The Combat Doctor is highly recommended reading for those interested in resilience, mental health, battlefield medicine and special forces, including those who Command and support SF in various ways. It is a tribute to the stoicism and resilience of SF operators and their partnering “Voodoo Medics”.
Notes:
An earlier version of this review was originally published in Journal of Military and Veterans’ Health.
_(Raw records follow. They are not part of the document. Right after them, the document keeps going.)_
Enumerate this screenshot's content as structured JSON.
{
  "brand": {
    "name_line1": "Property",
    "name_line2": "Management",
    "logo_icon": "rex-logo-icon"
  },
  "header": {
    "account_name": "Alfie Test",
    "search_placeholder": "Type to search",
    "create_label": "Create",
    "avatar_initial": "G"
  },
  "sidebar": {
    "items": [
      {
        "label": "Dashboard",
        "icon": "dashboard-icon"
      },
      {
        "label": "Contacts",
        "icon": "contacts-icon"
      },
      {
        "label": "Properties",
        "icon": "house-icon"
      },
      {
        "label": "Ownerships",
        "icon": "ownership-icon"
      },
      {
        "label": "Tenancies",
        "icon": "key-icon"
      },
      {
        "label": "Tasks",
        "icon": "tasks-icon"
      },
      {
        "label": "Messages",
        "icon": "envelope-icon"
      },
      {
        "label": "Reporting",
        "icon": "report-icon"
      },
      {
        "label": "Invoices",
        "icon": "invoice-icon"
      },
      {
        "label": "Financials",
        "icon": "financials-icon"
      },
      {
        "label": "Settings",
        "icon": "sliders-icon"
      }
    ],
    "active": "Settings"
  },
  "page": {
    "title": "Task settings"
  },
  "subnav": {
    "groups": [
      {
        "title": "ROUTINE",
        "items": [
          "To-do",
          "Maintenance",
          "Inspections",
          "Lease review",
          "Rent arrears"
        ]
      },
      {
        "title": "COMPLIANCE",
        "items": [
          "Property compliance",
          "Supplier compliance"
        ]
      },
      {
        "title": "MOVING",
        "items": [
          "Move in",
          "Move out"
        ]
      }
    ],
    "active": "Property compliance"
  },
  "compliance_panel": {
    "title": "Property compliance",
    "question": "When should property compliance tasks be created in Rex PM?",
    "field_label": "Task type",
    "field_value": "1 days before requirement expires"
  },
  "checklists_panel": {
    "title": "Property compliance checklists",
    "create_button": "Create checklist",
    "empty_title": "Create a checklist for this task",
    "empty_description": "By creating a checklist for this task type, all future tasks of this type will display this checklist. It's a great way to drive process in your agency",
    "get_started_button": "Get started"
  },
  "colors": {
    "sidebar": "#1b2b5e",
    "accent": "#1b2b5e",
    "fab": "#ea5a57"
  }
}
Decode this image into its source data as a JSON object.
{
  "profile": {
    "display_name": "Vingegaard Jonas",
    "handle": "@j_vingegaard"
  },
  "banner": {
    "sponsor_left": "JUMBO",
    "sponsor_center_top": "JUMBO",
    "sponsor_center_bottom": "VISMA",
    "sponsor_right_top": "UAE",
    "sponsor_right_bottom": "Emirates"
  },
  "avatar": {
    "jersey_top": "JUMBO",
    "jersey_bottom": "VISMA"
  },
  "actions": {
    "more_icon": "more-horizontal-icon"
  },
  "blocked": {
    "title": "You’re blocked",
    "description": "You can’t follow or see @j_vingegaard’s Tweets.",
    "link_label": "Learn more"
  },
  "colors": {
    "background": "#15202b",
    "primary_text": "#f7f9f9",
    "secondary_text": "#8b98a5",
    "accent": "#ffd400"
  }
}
Publisher details: Dan Pronk, The Combat Doctor: A Story of Battlefield Medicine and Resilience (Sydney: Pan Macmillan, 2022). He also wrote Average 70kg D**khead: Motivational Lessons from an Ex-Army Special Forces Doctor (reviewed in JMVH) and with SASR colleagues Ben Pronk and Tim Curtis wrote The Resilience Shield: SAS Resilience Techniques to Master Your Mindset and Overcome Adversity (previously reviewed in Grounded Curiosity by Chris Booth.